La crainte des risques pour la santé est particulièrement grande. Traditionnellement, des milliers de visiteurs affluent lors du jour le plus long de l’année dans les rues, sur les places et dans les parcs pour célébrer la musique ensemble. Cependant, dans des conditions météorologiques extrêmes, le risque de déshydratation, de troubles circulatoires et de coups de chaleur augmente considérablement. Parallèlement, de nombreuses communes redoutent une surcharge des services de secours en cas de nombreux interventions médicales.
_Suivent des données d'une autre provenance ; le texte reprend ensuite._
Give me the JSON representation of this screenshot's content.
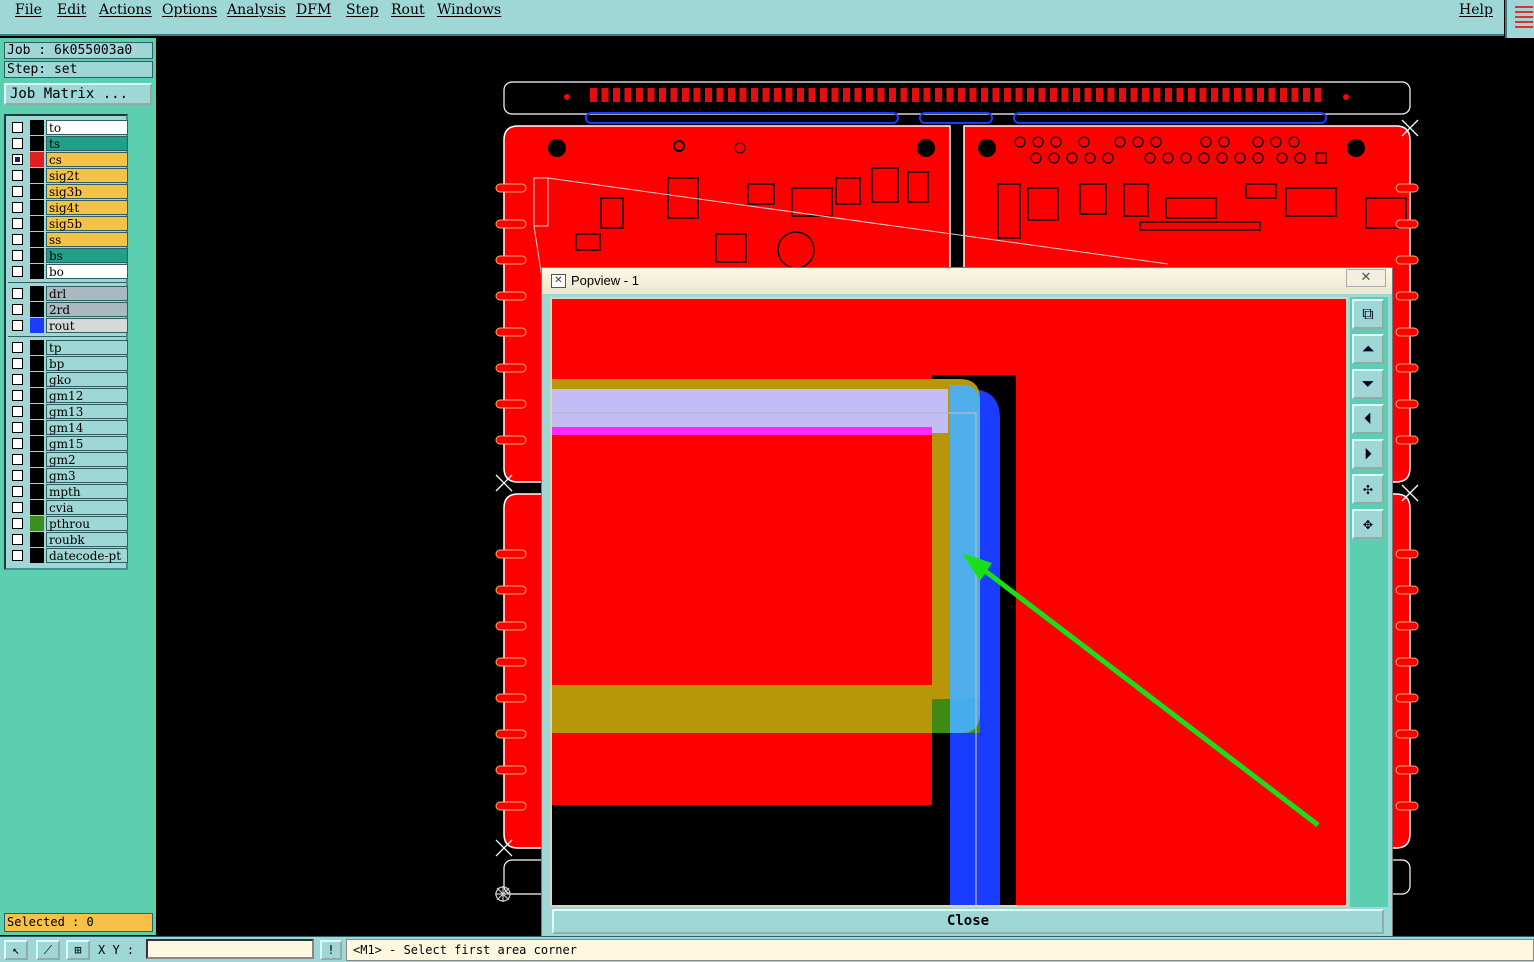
{
  "menu": {
    "items": [
      "File",
      "Edit",
      "Actions",
      "Options",
      "Analysis",
      "DFM",
      "Step",
      "Rout",
      "Windows"
    ],
    "help": "Help"
  },
  "left_panel": {
    "job": "Job : 6k055003a0",
    "step": "Step: set",
    "job_matrix_button": "Job Matrix ...",
    "selected": "Selected : 0",
    "layers_group1": [
      {
        "name": "to",
        "color": "#ffffff",
        "swatch": "#000000"
      },
      {
        "name": "ts",
        "color": "#20a088",
        "swatch": "#000000"
      },
      {
        "name": "cs",
        "color": "#f7c046",
        "swatch": "#e02020",
        "active": true
      },
      {
        "name": "sig2t",
        "color": "#f7c046",
        "swatch": "#000000"
      },
      {
        "name": "sig3b",
        "color": "#f7c046",
        "swatch": "#000000"
      },
      {
        "name": "sig4t",
        "color": "#f7c046",
        "swatch": "#000000"
      },
      {
        "name": "sig5b",
        "color": "#f7c046",
        "swatch": "#000000"
      },
      {
        "name": "ss",
        "color": "#f7c046",
        "swatch": "#000000"
      },
      {
        "name": "bs",
        "color": "#20a088",
        "swatch": "#000000"
      },
      {
        "name": "bo",
        "color": "#ffffff",
        "swatch": "#000000"
      }
    ],
    "layers_group2": [
      {
        "name": "drl",
        "color": "#aab8c0",
        "swatch": "#000000"
      },
      {
        "name": "2rd",
        "color": "#aab8c0",
        "swatch": "#000000"
      },
      {
        "name": "rout",
        "color": "#d8d8d8",
        "swatch": "#1a3cff"
      }
    ],
    "layers_group3": [
      {
        "name": "tp",
        "color": "#9fd6d6",
        "swatch": "#000000"
      },
      {
        "name": "bp",
        "color": "#9fd6d6",
        "swatch": "#000000"
      },
      {
        "name": "gko",
        "color": "#9fd6d6",
        "swatch": "#000000"
      },
      {
        "name": "gm12",
        "color": "#9fd6d6",
        "swatch": "#000000"
      },
      {
        "name": "gm13",
        "color": "#9fd6d6",
        "swatch": "#000000"
      },
      {
        "name": "gm14",
        "color": "#9fd6d6",
        "swatch": "#000000"
      },
      {
        "name": "gm15",
        "color": "#9fd6d6",
        "swatch": "#000000"
      },
      {
        "name": "gm2",
        "color": "#9fd6d6",
        "swatch": "#000000"
      },
      {
        "name": "gm3",
        "color": "#9fd6d6",
        "swatch": "#000000"
      },
      {
        "name": "mpth",
        "color": "#9fd6d6",
        "swatch": "#000000"
      },
      {
        "name": "cvia",
        "color": "#9fd6d6",
        "swatch": "#000000"
      },
      {
        "name": "pthrou",
        "color": "#9fd6d6",
        "swatch": "#3a8f20"
      },
      {
        "name": "roubk",
        "color": "#9fd6d6",
        "swatch": "#000000"
      },
      {
        "name": "datecode-pt",
        "color": "#9fd6d6",
        "swatch": "#000000"
      }
    ]
  },
  "popview": {
    "title": "Popview - 1",
    "close_label": "Close",
    "close_x": "✕"
  },
  "status": {
    "xy_label": "X Y :",
    "exclaim": "!",
    "prompt": "<M1> - Select first area corner"
  },
  "colors": {
    "panel_bg": "#5ccfb0",
    "widget_bg": "#9fd6d6",
    "copper": "#ff0000",
    "rout": "#1a3cff",
    "highlight_arrow": "#18e018"
  }
}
À Limoges, un événement musical prévu sur la place Denis-Dussoubs a déjà été annulé en raison des prévisions météorologiques. Les responsables ont choisi d’annuler pour éviter des risques pour le public et les artistes. Dans d’autres villes également, les maires et préfectures examinent actuellement leurs plans de sécurité et suivent l’évolution météorologique quasi heure par heure.
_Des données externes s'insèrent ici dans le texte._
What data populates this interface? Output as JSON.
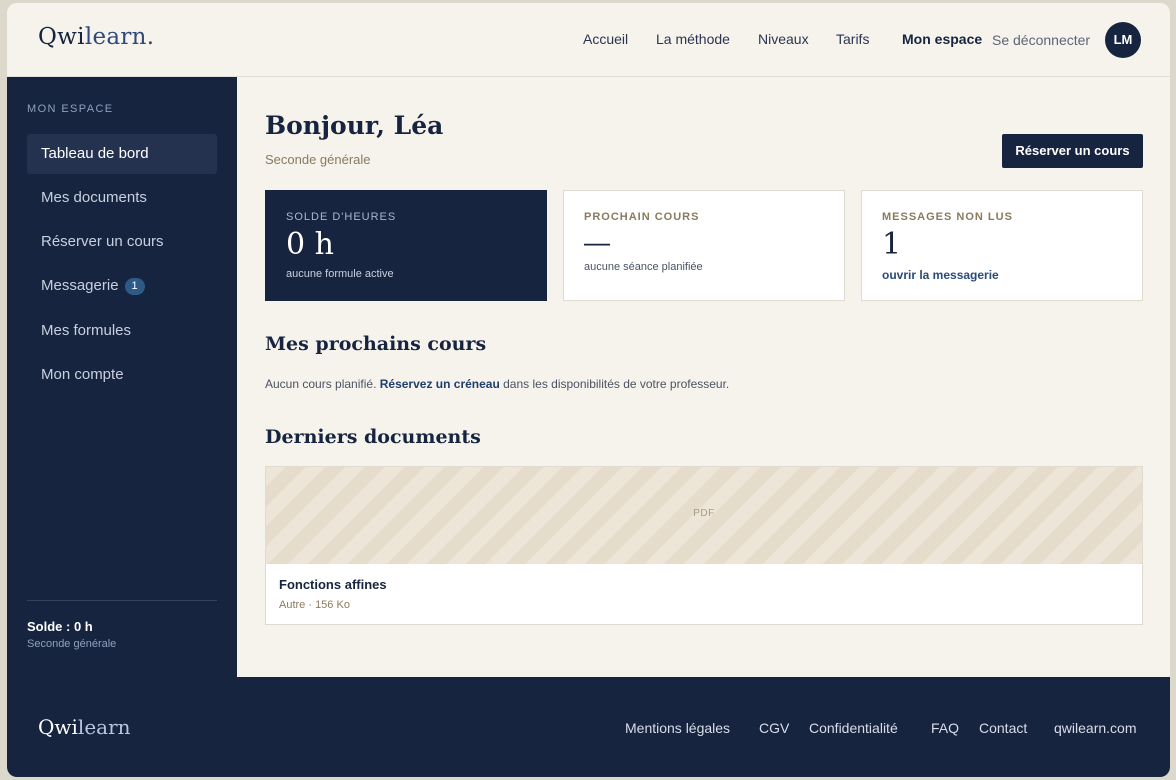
{
  "header": {
    "logo_main": "Qwi",
    "logo_accent": "learn.",
    "nav": [
      "Accueil",
      "La méthode",
      "Niveaux",
      "Tarifs"
    ],
    "my_space": "Mon espace",
    "logout": "Se déconnecter",
    "avatar_initials": "LM"
  },
  "sidebar": {
    "heading": "MON ESPACE",
    "items": [
      {
        "label": "Tableau de bord"
      },
      {
        "label": "Mes documents"
      },
      {
        "label": "Réserver un cours"
      },
      {
        "label": "Messagerie",
        "badge": "1"
      },
      {
        "label": "Mes formules"
      },
      {
        "label": "Mon compte"
      }
    ],
    "balance": "Solde : 0 h",
    "level": "Seconde générale"
  },
  "main": {
    "greeting": "Bonjour, Léa",
    "level": "Seconde générale",
    "book_button": "Réserver un cours",
    "cards": {
      "hours": {
        "label": "SOLDE D'HEURES",
        "value": "0 h",
        "note": "aucune formule active"
      },
      "next": {
        "label": "PROCHAIN COURS",
        "value": "—",
        "note": "aucune séance planifiée"
      },
      "messages": {
        "label": "MESSAGES NON LUS",
        "value": "1",
        "link": "ouvrir la messagerie"
      }
    },
    "upcoming_title": "Mes prochains cours",
    "upcoming_text_before": "Aucun cours planifié. ",
    "upcoming_link": "Réservez un créneau",
    "upcoming_text_after": " dans les disponibilités de votre professeur.",
    "docs_title": "Derniers documents",
    "doc": {
      "type": "PDF",
      "title": "Fonctions affines",
      "meta": "Autre · 156 Ko"
    }
  },
  "footer": {
    "logo_main": "Qwi",
    "logo_accent": "learn",
    "links": [
      "Mentions légales",
      "CGV",
      "Confidentialité",
      "FAQ",
      "Contact",
      "qwilearn.com"
    ]
  }
}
Une annulation nationale de la Fête de la Musique n’est pas encore envisagée. Le ministère de la Culture maintient officiellement l’événement traditionnel. En même temps, les autorités locales disposent d’une grande latitude pour s’adapter à la situation spécifique sur le terrain. Certaines villes déplacent les concerts dans des cours ombragées ou des bâtiments climatisés. D’autres ajustent les horaires, mettent en place des points d’eau supplémentaires ou créent des zones de rafraîchissement spécifiques.
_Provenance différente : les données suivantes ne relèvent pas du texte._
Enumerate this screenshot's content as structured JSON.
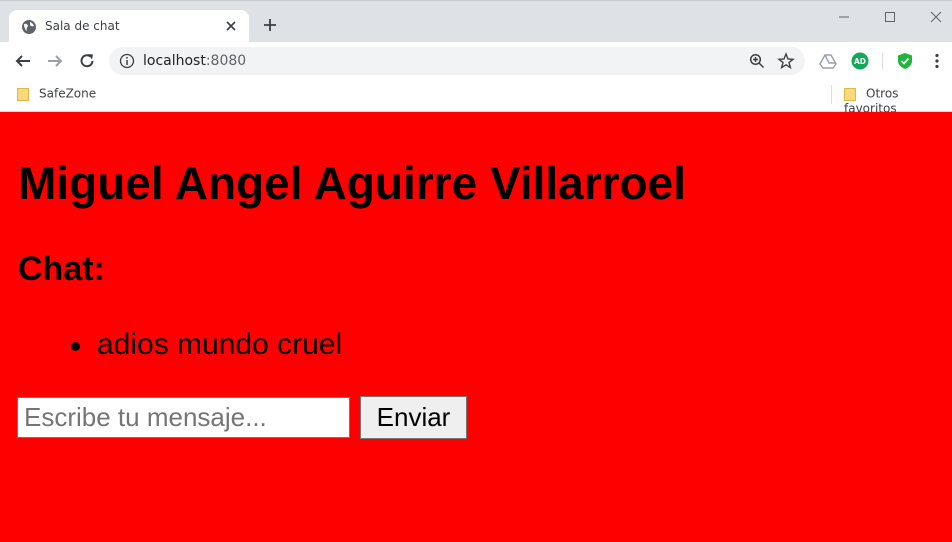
{
  "browser": {
    "tab_title": "Sala de chat",
    "url_host": "localhost",
    "url_port": ":8080",
    "bookmarks": [
      "SafeZone"
    ],
    "other_bookmarks": "Otros favoritos",
    "extensions": [
      {
        "name": "drive-icon"
      },
      {
        "name": "adblock-icon",
        "label": "AD",
        "color": "#0fa958"
      },
      {
        "name": "shield-check-icon",
        "color": "#1eb53a"
      }
    ]
  },
  "page": {
    "background": "#ff0000",
    "heading": "Miguel Angel Aguirre Villarroel",
    "subheading": "Chat:",
    "messages": [
      "adios mundo cruel"
    ],
    "input_placeholder": "Escribe tu mensaje...",
    "send_label": "Enviar"
  }
}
Cette évolution n’est pas totalement nouvelle. Déjà l’an dernier, plusieurs communes françaises avaient dû réagir à des températures anormalement élevées. Des concerts avaient alors été déplacés, des programmes raccourcis ou des événements annulés. Ce qui était autrefois une exception devient de plus en plus un défi régulier.
Les prévisions météorologiques pour le weekend ne laissent guère entrevoir d’accalmie. Les météorologues attendent dans une grande partie du pays des températures comprises entre 35 et 40 degrés. S’y ajoutent des nuits dites tropicales où le mercure ne descend guère sous les 20 degrés même après le coucher du soleil. Cela prive beaucoup de personnes de récupération nocturne, augmentant ainsi la charge physique.
Ce cas montre que le débat dépasse largement l’annulation isolée de concerts. La Fête de la Musique est depuis sa création en 1982 un symbole de joie de vivre, de diversité culturelle et du début de l’été. Mais cet été se présente de plus en plus sous un aspect extrême. Villes et organisateurs font face au défi d’adapter ces grands événements populaires aux nouvelles réalités climatiques.
La musique doit continuer à jouer – mais dans des conditions qui placent la sécurité et la santé des visiteurs au premier plan plus que jamais.